Aftermarket air intakes are looked at as being a win-win modification on cars. In many cases people get one because its a cheap way to get this extra imaginary oomph. The biggest advantage would be the noise & less maintenance.

Another discussion about air intakes have spawned on evolve.ae after watching the following video:

I have been testing layouts with Short Ram intakes for two years now on my current naturally aspirated ride. I already documented my experiences in this post. Most of the time there wasn’t any significant power gain; at moments power & fuel economy reduced. Apparently the main reason to that is due to poorly laying out the intake’s filter location, ventilation hose, etc.

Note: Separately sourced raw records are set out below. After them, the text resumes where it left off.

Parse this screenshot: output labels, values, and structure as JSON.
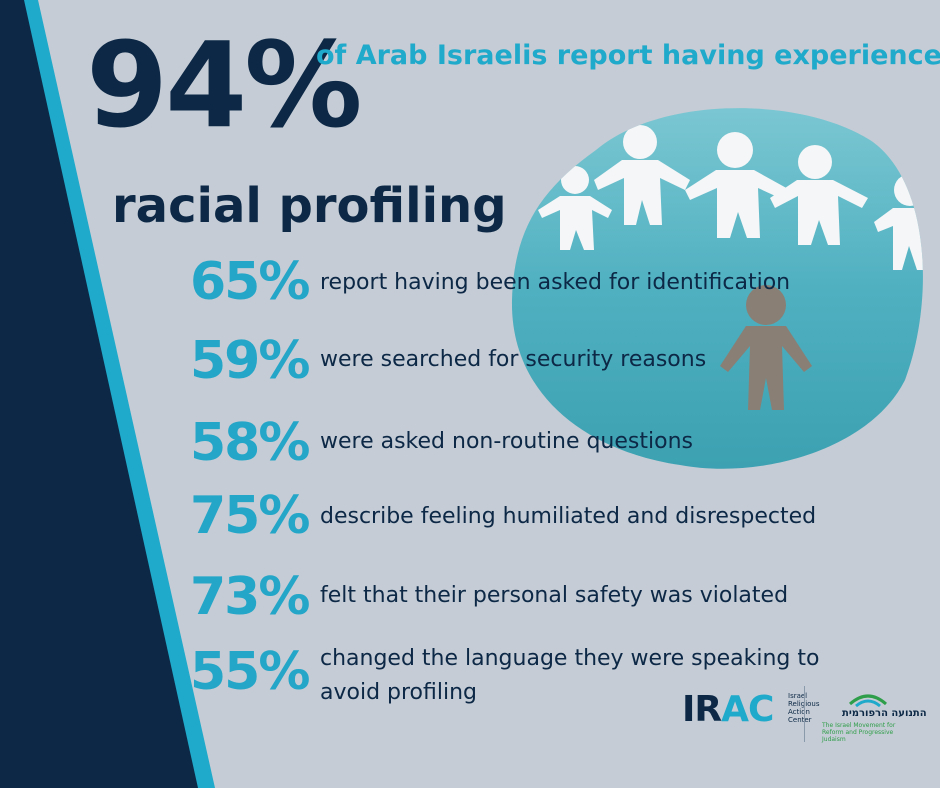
{
  "headline": {
    "big_number": "94%",
    "line1": "of Arab Israelis report having experienced",
    "line2": "racial profiling"
  },
  "stats": [
    {
      "percent": "65%",
      "text": "report having been asked for identification"
    },
    {
      "percent": "59%",
      "text": "were searched for security reasons"
    },
    {
      "percent": "58%",
      "text": "were asked non-routine questions"
    },
    {
      "percent": "75%",
      "text": "describe feeling humiliated and disrespected"
    },
    {
      "percent": "73%",
      "text": "felt that their personal safety was violated"
    },
    {
      "percent": "55%",
      "text": "changed the language they were speaking to",
      "text2": "avoid profiling"
    }
  ],
  "logos": {
    "irac_main": "IR",
    "irac_accent": "AC",
    "irac_small": "Israel Religious Action Center",
    "hebrew_name": "התנועה הרפורמית",
    "hebrew_sub": "The Israel Movement for Reform and Progressive Judaism"
  },
  "colors": {
    "background": "#c5ccd5",
    "navy": "#0c2846",
    "accent": "#1fa9ca",
    "photo_teal": "#5fb6c4"
  }
}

The real conclusion is in order to get the best gains you need to discover the perfect layout to allow for efficient air-flow, air temperature & blow-by ventilation. The Nissan Skyline in the above video is turbo charged and the power gains are insignificant with forced induction applications since the turbo-charger does all the induction work.

What encouraged me to go for an air intake upgrade, in the first place, was an article in the August 2003 issue of Turbo & Hi-Tech Performance magazine. The article featured a Honda Integra project with a goal to bump up the Integra’s stock power output of 160 horsepower to 200 horsepower without using forced induction while managing to pass emission tests. This was meant to be achieved by simply relying on intake, exhaust and chip tuning.

The article included performance charts, from dyno runs, comparing the engine’s power output after each modification was installed; most notable was the massive gain of 10 horsepower from theAEM cold air intake. I am not sure how it was managed but the guys who worked on the project were impressed themselves. I doubt such figures can be achieved in our super hot summer weather out of an air intake.

The first graph shows a peak output of 161.2 hp and 125.1 lb-ft of torque in stock trim. The second graph below shows a peak output of 171.3 hp and 130.5 lb-ft of torque after the AEM cold air intake was installed.

Well, the verdict would be as follows: tuning garages exist for a reason and most of them should know how to eliminate such restrictions; allowing you to make the best out of your hard earned money. Still this is one discussion that will not simply end; lots of cars out there come with a huge variety of layouts, systems and will react differently to aftermarket setups.

Finally, it is always important to learn as much as you can about any performance modification you intend to install on your vehicle; I personally learned the long hard way and I failed to achieve any proper power gains but I still want to experiment a little bit more as soon as this hell of a summer comes to an end.